Lesson: PatchCore on a tiny good-only dataset is shockingly competent if the camera coverage is right. The bottleneck wasn't the model. It was the optical setup.
Case 2 — Textured leather inspection, supervised approach failed
The brief: inspect leather upholstery rolls for cuts, scars, insect bites, and dye inconsistencies. Customer had 8 000 labelled defective images and 30 000 good images.What we tried first: supervised classifier (EfficientNet-B3 with focal loss). 97 % accuracy on the holdout. Deployed. In week 2, the model started missing a defect type that hadn't been in the training set: a particular cluster pattern from a new supplier's tanning process.
What worked: switched to DRAEM. Trained on good samples only, with synthetic perturbations. Slight drop in headline accuracy on known defect types (95 % vs 97 %), but the model started catching the new defect type within a week of the supplier change.
Lesson: supervised models memorise the defect types they saw. Unsupervised models flag anomalies they've never seen. For materials with high natural variance, unsupervised is the safer bet, even at lower headline accuracy.
Case 3 — Drift caught by the embedding monitor, not the score
The brief: surface defect inspection on coated metal parts. Model in production for 10 months, stable. Reject rate stable around 0.4 %.The drift event: a software update to the camera driver changed the gain auto-adjustment behaviour. Mean exposure shifted up by ~8 %. The anomaly score distribution shifted with it. Reject rate stayed stable for three days because the threshold was self-adjusting on the score quantile — but the model was now flagging surface highlights as defects.
How we caught it: embedding-distribution monitor (KL divergence vs baseline) crossed its alert threshold two days before the operator override rate started climbing. Rolled back the camera driver, re-baselined the embedding monitor.

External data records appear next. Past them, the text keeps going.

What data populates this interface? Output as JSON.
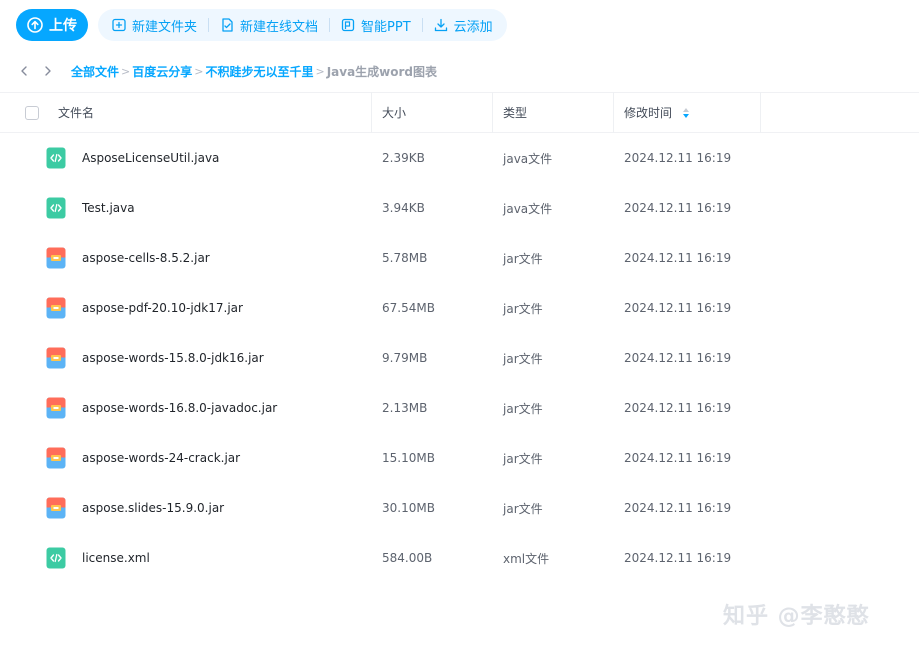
{
  "toolbar": {
    "upload_label": "上传",
    "actions": [
      {
        "label": "新建文件夹",
        "icon": "new-folder-icon"
      },
      {
        "label": "新建在线文档",
        "icon": "new-doc-icon"
      },
      {
        "label": "智能PPT",
        "icon": "smart-ppt-icon"
      },
      {
        "label": "云添加",
        "icon": "cloud-add-icon"
      }
    ]
  },
  "breadcrumb": {
    "items": [
      "全部文件",
      "百度云分享",
      "不积跬步无以至千里"
    ],
    "current": "Java生成word图表",
    "separator": ">"
  },
  "table": {
    "columns": {
      "name": "文件名",
      "size": "大小",
      "type": "类型",
      "modified": "修改时间"
    },
    "rows": [
      {
        "name": "AsposeLicenseUtil.java",
        "size": "2.39KB",
        "type": "java文件",
        "modified": "2024.12.11 16:19",
        "icon": "code-file-icon"
      },
      {
        "name": "Test.java",
        "size": "3.94KB",
        "type": "java文件",
        "modified": "2024.12.11 16:19",
        "icon": "code-file-icon"
      },
      {
        "name": "aspose-cells-8.5.2.jar",
        "size": "5.78MB",
        "type": "jar文件",
        "modified": "2024.12.11 16:19",
        "icon": "archive-file-icon"
      },
      {
        "name": "aspose-pdf-20.10-jdk17.jar",
        "size": "67.54MB",
        "type": "jar文件",
        "modified": "2024.12.11 16:19",
        "icon": "archive-file-icon"
      },
      {
        "name": "aspose-words-15.8.0-jdk16.jar",
        "size": "9.79MB",
        "type": "jar文件",
        "modified": "2024.12.11 16:19",
        "icon": "archive-file-icon"
      },
      {
        "name": "aspose-words-16.8.0-javadoc.jar",
        "size": "2.13MB",
        "type": "jar文件",
        "modified": "2024.12.11 16:19",
        "icon": "archive-file-icon"
      },
      {
        "name": "aspose-words-24-crack.jar",
        "size": "15.10MB",
        "type": "jar文件",
        "modified": "2024.12.11 16:19",
        "icon": "archive-file-icon"
      },
      {
        "name": "aspose.slides-15.9.0.jar",
        "size": "30.10MB",
        "type": "jar文件",
        "modified": "2024.12.11 16:19",
        "icon": "archive-file-icon"
      },
      {
        "name": "license.xml",
        "size": "584.00B",
        "type": "xml文件",
        "modified": "2024.12.11 16:19",
        "icon": "code-file-icon"
      }
    ]
  },
  "watermark": "知乎 @李憨憨",
  "colors": {
    "accent": "#06a7ff",
    "code_icon": "#3ccba3",
    "archive_icon_top": "#ff6d5a",
    "archive_icon_bottom": "#5cb3f5",
    "archive_icon_band": "#ffc44d"
  }
}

Lesson: reject rate alone doesn't tell you the system is healthy. Watch the embedding distribution. Watch operator overrides. The lag between something breaking and reject rate noticing is days, not minutes.
Common thread
None of these were model-architecture problems. They were systems problems — camera coverage, training data composition, monitoring blind spots. Anomaly detection projects fail at the system level far more often than at the model level.Anyone willing to share a deployment that taught them something? Curious about non-image cases too — vibration, acoustic, current.